Es war zu erwarten, daß die gewaltigen politischen Durchbrüche und Umwälzungen in der dramatischen Literatur irgendeinen Widerhall finden würden. Je grotesker – in angemessener Distanz gesehen – die Formen waren, unter denen sich 1918 die Novemberrevolution und ihre Folgeerscheinungen abspielten, desto sicherer war vorauszusehen, daß der Dichter an den Zeitgeschehnissen zum Satiriker werden würde. Wenn Klio Thalien einen aktuellen Stoff liefert, ist der Dichter immer der Tertius gaudens. Ging er mit offenen Sinnen durch unsere chaotischen Tage, brauchte er nur den überreich vorhandenen Stoff zu packen und ihn zu formen.

Der Dichter der Revolution mochte sich verschiedene Ziele setzen. Er konnte auf eine rein politisch-ethische Wirkung abzielen: in dem Fall schrieb er ein Drama oder eine Tragödie mit aktivistischer Zielrichtung, sozialistisch, kommunistisch, anarchistisch oder sonstwie eingestellt. (Summa summarum, Wandlung, Beaumarchais und Sonnenfels usw.) Oder er schrieb ein Lustspiel und verspottete harmlos und schonungsvoll seine »Objekte«, nicht in der Absicht, zu bekehren, sondern zu bessern. Nämlich seine eigenen finanziellen Verhältnisse. Er konnte aber auch einen bestimmten politischen Kreis oder eine bestimmte politische Gesinnung empfindlich treffen, indem er sich hinter tausend Masken versteckte, unter deren Schutz er seine Opfer in deutlicher Absicht karikierte; in dem Falle schrieb er politische Komödien (Sternheim, Shaw, Ruederer u. a.).

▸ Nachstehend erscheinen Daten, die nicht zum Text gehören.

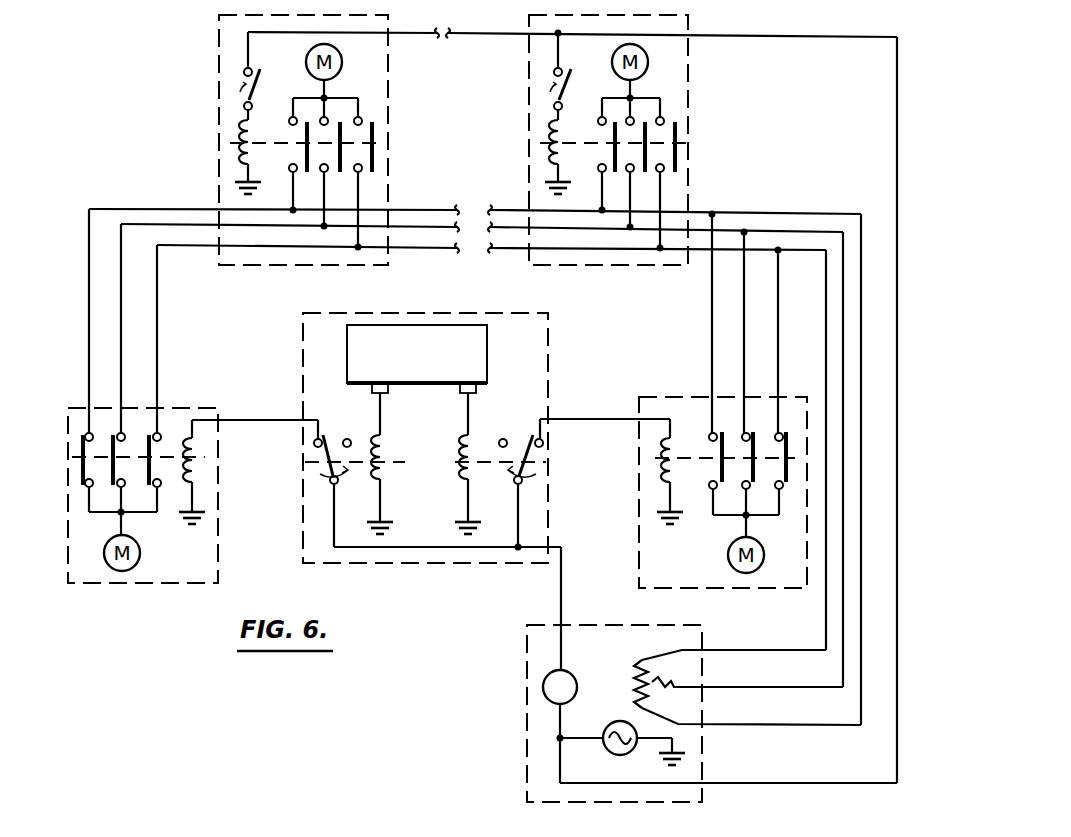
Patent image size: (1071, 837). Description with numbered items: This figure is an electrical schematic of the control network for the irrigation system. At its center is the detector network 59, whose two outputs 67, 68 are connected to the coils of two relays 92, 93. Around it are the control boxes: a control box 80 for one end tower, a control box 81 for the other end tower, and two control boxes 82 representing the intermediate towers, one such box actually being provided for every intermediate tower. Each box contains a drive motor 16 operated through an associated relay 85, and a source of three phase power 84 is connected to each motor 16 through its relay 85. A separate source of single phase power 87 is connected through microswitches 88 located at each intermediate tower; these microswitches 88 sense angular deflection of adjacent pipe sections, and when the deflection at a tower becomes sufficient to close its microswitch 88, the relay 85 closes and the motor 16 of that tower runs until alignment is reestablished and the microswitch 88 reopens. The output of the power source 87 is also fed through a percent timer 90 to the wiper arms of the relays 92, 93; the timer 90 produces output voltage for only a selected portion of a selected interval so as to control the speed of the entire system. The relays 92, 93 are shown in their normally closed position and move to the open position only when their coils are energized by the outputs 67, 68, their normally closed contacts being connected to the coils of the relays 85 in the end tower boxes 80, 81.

In einer Zeit, in der das Chaos herrscht, in der alle Begriffe durcheinanderpurzeln, ist es vielleicht nicht deplaziert, von neuem festzustellen, was man unter einer politischen Komödie versteht. Die politische Komödie hat ein komisches und ein satirisches Element. Ist das Publikum selbst Zielscheibe, so ist die Dichtung satirisch; wird das Publikum verschont, so wirkt sie harmlos-komisch. Ein Stück ändert seinen Charakter und seine Tendenz, sobald das Publikum sich ändert, das davorsitzt. Die Stücke des Aristophanes, vor 2000 Jahren politisch-satirisch gemeint, in jeder Zeile auf zeitgenössische Personen, Tagesereignisse oder Lokalgeschichten anspielend, wirken heute in ihren besten Teilen komisch; in ihren antiquierten bleiben sie ohne Kommentar überhaupt unverständlich. Lucian, seinen Zeitgenossen eine öffentliche Geißel, liest sich heute nur noch amüsant und humoristisch. Daß Beaumarchais einst ein blutiger Satiriker war, ahnt der Leser unserer Zeit nicht mehr. Wirken aber die »Ecclesiazusen« des Aristophanes heute noch satirisch, so ist das ein Beweis, daß in Hinsicht der in diesem Fragment geschilderten Dinge das Publikum oder die Zustände trotz der hingegangenen Jahrtausende sich gleichgeblieben sind wie die Quadern der Pyramiden des Cheops. Wird einst der Tag kommen, an dem man Swift ohne Schmerz und Bitterkeit lesen kann, ohne bei jeder Zeile auszurufen: »Wie recht hat doch der Dichter mit allem, was er sagt!«, dann werden der Intellekt und die Moral der Menschheit sich wesentlich verändert haben; dann werden die galligen Satiren Swifts, der »Gulliver« oder das »Märchen von der Tonne« nur noch humoristisch wirken.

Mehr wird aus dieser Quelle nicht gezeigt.